Symptoms suggestive of ICP, the presence of papilledema, and radiological studies did not usefully predict elevated ICP in this study. Eide et al.,19,20 in 2 large series of pediatric patients with craniosynostosis, hydrocephalus, shunt failure, or idiopathic ICP, found that symptoms classically associated with raised ICP (headache, irritability, sleep disturbance, nausea, psychomotor delay, and seizures) did not correlate with or predict raised ICP in children, and our findings reflect this. Irritability and sleep disturbance, the most frequently encountered symptoms in our study, have a wide range of possible causes. Papilledema is unusual in children younger than 8 years with raised ICP in the context of craniosynostosis and thus is a sign of low sensitivity but very high specificity.19,51 Tuite et al.51 hypothesized that this may be due to either the difficulties inherent in examining the optic discs of poorly compliant infants or anatomical or physiological differences between young children and older children and adults.

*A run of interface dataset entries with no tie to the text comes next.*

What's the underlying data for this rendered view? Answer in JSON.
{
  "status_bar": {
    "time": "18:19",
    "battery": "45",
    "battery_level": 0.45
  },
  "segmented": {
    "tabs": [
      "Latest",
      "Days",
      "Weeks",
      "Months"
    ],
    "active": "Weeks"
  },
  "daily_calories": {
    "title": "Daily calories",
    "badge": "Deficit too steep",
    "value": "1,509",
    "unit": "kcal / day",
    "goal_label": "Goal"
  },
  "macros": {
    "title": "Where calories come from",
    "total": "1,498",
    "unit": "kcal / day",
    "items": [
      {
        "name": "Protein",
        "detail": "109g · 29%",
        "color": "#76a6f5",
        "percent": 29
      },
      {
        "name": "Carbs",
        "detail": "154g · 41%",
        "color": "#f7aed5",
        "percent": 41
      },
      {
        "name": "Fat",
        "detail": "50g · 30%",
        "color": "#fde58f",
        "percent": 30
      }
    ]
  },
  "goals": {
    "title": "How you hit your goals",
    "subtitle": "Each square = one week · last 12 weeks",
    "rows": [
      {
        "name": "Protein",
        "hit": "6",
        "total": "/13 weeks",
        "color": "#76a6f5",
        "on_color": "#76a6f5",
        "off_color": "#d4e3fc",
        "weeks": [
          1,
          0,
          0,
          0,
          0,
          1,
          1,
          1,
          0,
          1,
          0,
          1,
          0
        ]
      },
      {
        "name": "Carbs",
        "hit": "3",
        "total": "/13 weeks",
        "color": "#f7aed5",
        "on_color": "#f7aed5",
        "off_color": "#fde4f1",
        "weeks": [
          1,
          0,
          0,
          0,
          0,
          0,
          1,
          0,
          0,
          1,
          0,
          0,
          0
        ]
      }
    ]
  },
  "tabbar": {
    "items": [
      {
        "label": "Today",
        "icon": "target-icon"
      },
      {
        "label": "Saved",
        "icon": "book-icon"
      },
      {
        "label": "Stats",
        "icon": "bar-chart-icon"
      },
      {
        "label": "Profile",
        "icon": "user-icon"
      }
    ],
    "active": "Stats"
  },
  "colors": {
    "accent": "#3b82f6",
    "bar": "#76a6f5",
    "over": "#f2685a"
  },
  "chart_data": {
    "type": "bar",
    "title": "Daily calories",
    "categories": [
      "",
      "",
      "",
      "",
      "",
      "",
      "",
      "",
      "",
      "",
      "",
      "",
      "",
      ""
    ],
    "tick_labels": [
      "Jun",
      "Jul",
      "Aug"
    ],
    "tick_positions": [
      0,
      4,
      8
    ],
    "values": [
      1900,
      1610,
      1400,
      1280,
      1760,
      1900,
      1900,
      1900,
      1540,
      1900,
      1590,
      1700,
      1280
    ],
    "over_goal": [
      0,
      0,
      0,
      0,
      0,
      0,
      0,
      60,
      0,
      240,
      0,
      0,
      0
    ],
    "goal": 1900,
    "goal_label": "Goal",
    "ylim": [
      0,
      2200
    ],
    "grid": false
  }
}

Conversely, radiological signs suggestive of raised ICP, particularly a diffuse beaten-copper appearance of the cranium, are common in children with craniosynostosis and increase in incidence with age.1,52 They are thus poorly predictive of raised ICP.52

Visual evoked potential monitoring holds promise as a noninvasive technique for assessing ICP in craniosynostosis, but a high incidence of abnormal responses in craniosynostosis patients and variability in normal subjects suggest that currently this approach requires significant neurophysiological expertise.5,18,37,48,55 Thus, given the high incidence of raised ICP in this study (44% overall), we believe that intraparenchymal ICP monitoring remains the only reliable method to identify elevated ICP in SC patients. It should be considered and used routinely in all patients for whom a nonoperative course of management is proposed, no matter the nature or severity of the calvarial deformity.

Conclusions

Raised ICP is common in late-presenting patients with SC, irrespective of their calvarial deformity. Previous studies that report the rate of raised ICP in SC likely underestimate its incidence in children who do not undergo corrective surgery. Because clinical and radiological findings are unreliable indicators of raised ICP in SC, intraparenchymal monitoring remains the principal method to accurately determine whether patients can appropriately be managed conservatively.

Acknowledgments

We are grateful to Dr. Andrew Judge, statistician at the Oxford National Institute for Health Research Musculoskeletal Biomedical Research Unit, for his invaluable assistance in the preparation of the manuscript. We thank all the members of the Oxford Craniofacial Unit team for their assistance throughout this study.

Disclosure

This work was supported by the Oxford Craniofacial Research Fund. The authors report no conflict of interest concerning the materials or methods used in this study or the findings specified in this paper.

Author contributions to the study and manuscript preparation include the following. Conception and design: Thomas, Wall, Johnson, McAuley. Acquisition of data: Thomas, Johnson, Byren, Jayamohan, Magdum, McAuley, Richards. Analysis and interpretation of data: Thomas, Wall, Johnson, Jayamohan, Magdum. Drafting the article: Thomas, Wall. Critically revising the article: all authors. Reviewed submitted version of manuscript: Wall, McAuley. Approved the final version of the manuscript on behalf of all authors: Thomas. Statistical analysis: Thomas. Administrative/technical/material support: Thomas, Byren. Study supervision: Wall, Richards.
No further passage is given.